Delta moved terminals this spring in Los Angeles, and though it now has a temporary VIP lobby, it has already solved the security problem. Delta has a dedicated corridor that brings passengers to the front of the PreCheck line.
“At the end of the day, while the lounge is a cool product to have, pre-security, people weren’t dwelling a lot there,” Goswami said. “You want to get past security. You feel more relaxed when you do.”
What customers have liked, he said, is interaction with customer service agents. While some passengers only use the lobby on occasion — perhaps when splurging on an expensive ticket — others are regulars, and staff tends to recognize them, Goswami said.
“They know their customers, whether the customer is super high-profile or a famous entertainment figure or whether they are super low-key,” he said. “We can perfect the services. There is definitely a personal rapport that our agent team has with this clientele.”
At United, Dorow said, agents sometimes help customers with tasks unrelated to flights.
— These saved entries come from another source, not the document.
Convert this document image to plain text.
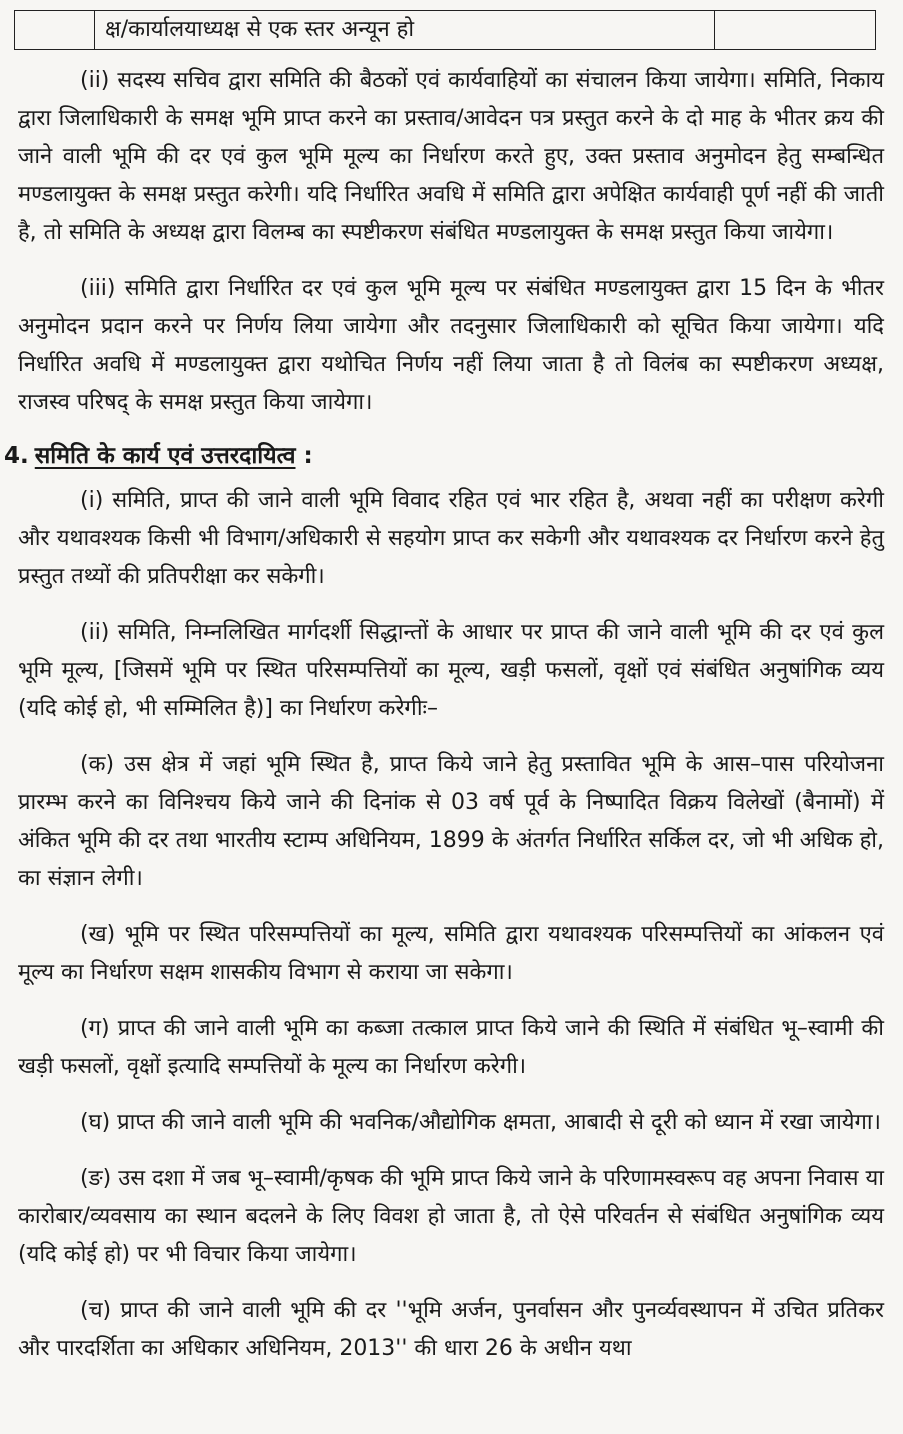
क्ष/कार्यालयाध्यक्ष से एक स्तर अन्यून हो

(ii) सदस्य सचिव द्वारा समिति की बैठकों एवं कार्यवाहियों का संचालन किया जायेगा। समिति, निकाय द्वारा जिलाधिकारी के समक्ष भूमि प्राप्त करने का प्रस्ताव/आवेदन पत्र प्रस्तुत करने के दो माह के भीतर क्रय की जाने वाली भूमि की दर एवं कुल भूमि मूल्य का निर्धारण करते हुए, उक्त प्रस्ताव अनुमोदन हेतु सम्बन्धित मण्डलायुक्त के समक्ष प्रस्तुत करेगी। यदि निर्धारित अवधि में समिति द्वारा अपेक्षित कार्यवाही पूर्ण नहीं की जाती है, तो समिति के अध्यक्ष द्वारा विलम्ब का स्पष्टीकरण संबंधित मण्डलायुक्त के समक्ष प्रस्तुत किया जायेगा।

(iii) समिति द्वारा निर्धारित दर एवं कुल भूमि मूल्य पर संबंधित मण्डलायुक्त द्वारा 15 दिन के भीतर अनुमोदन प्रदान करने पर निर्णय लिया जायेगा और तदनुसार जिलाधिकारी को सूचित किया जायेगा। यदि निर्धारित अवधि में मण्डलायुक्त द्वारा यथोचित निर्णय नहीं लिया जाता है तो विलंब का स्पष्टीकरण अध्यक्ष, राजस्व परिषद् के समक्ष प्रस्तुत किया जायेगा।

4. समिति के कार्य एवं उत्तरदायित्व :

(i) समिति, प्राप्त की जाने वाली भूमि विवाद रहित एवं भार रहित है, अथवा नहीं का परीक्षण करेगी और यथावश्यक किसी भी विभाग/अधिकारी से सहयोग प्राप्त कर सकेगी और यथावश्यक दर निर्धारण करने हेतु प्रस्तुत तथ्यों की प्रतिपरीक्षा कर सकेगी।

(ii) समिति, निम्नलिखित मार्गदर्शी सिद्धान्तों के आधार पर प्राप्त की जाने वाली भूमि की दर एवं कुल भूमि मूल्य, [जिसमें भूमि पर स्थित परिसम्पत्तियों का मूल्य, खड़ी फसलों, वृक्षों एवं संबंधित अनुषांगिक व्यय (यदि कोई हो, भी सम्मिलित है)] का निर्धारण करेगीः–

(क) उस क्षेत्र में जहां भूमि स्थित है, प्राप्त किये जाने हेतु प्रस्तावित भूमि के आस–पास परियोजना प्रारम्भ करने का विनिश्चय किये जाने की दिनांक से 03 वर्ष पूर्व के निष्पादित विक्रय विलेखों (बैनामों) में अंकित भूमि की दर तथा भारतीय स्टाम्प अधिनियम, 1899 के अंतर्गत निर्धारित सर्किल दर, जो भी अधिक हो, का संज्ञान लेगी।

(ख) भूमि पर स्थित परिसम्पत्तियों का मूल्य, समिति द्वारा यथावश्यक परिसम्पत्तियों का आंकलन एवं मूल्य का निर्धारण सक्षम शासकीय विभाग से कराया जा सकेगा।

(ग) प्राप्त की जाने वाली भूमि का कब्जा तत्काल प्राप्त किये जाने की स्थिति में संबंधित भू–स्वामी की खड़ी फसलों, वृक्षों इत्यादि सम्पत्तियों के मूल्य का निर्धारण करेगी।

(घ) प्राप्त की जाने वाली भूमि की भवनिक/औद्योगिक क्षमता, आबादी से दूरी को ध्यान में रखा जायेगा।

(ङ) उस दशा में जब भू–स्वामी/कृषक की भूमि प्राप्त किये जाने के परिणामस्वरूप वह अपना निवास या कारोबार/व्यवसाय का स्थान बदलने के लिए विवश हो जाता है, तो ऐसे परिवर्तन से संबंधित अनुषांगिक व्यय (यदि कोई हो) पर भी विचार किया जायेगा।

(च) प्राप्त की जाने वाली भूमि की दर ''भूमि अर्जन, पुनर्वासन और पुनर्व्यवस्थापन में उचित प्रतिकर और पारदर्शिता का अधिकार अधिनियम, 2013'' की धारा 26 के अधीन यथा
In one case, he said, a husband mistakenly took his wife’s passport to the airport, and a United agent helped him get the right one so he could fly.
At Delta in Los Angeles, all passengers using the special lobby receive the same service. But as part of its recent terminal renovation, United tried something new — an even more over-the-top service for true VIP passengers.
Just after security, United ushers celebrities into an elevator that takes them to a special private room at the airline’s lounge. When it’s time to board, they take an elevator to the airport ramp, where they ride a chauffeured Mercedes to the plane. If all goes well, few gawkers will spot them at the airport.
“If they are a celebrity and they need that type of discreet VIP service, we can give it to them,” Traynor-Corey said.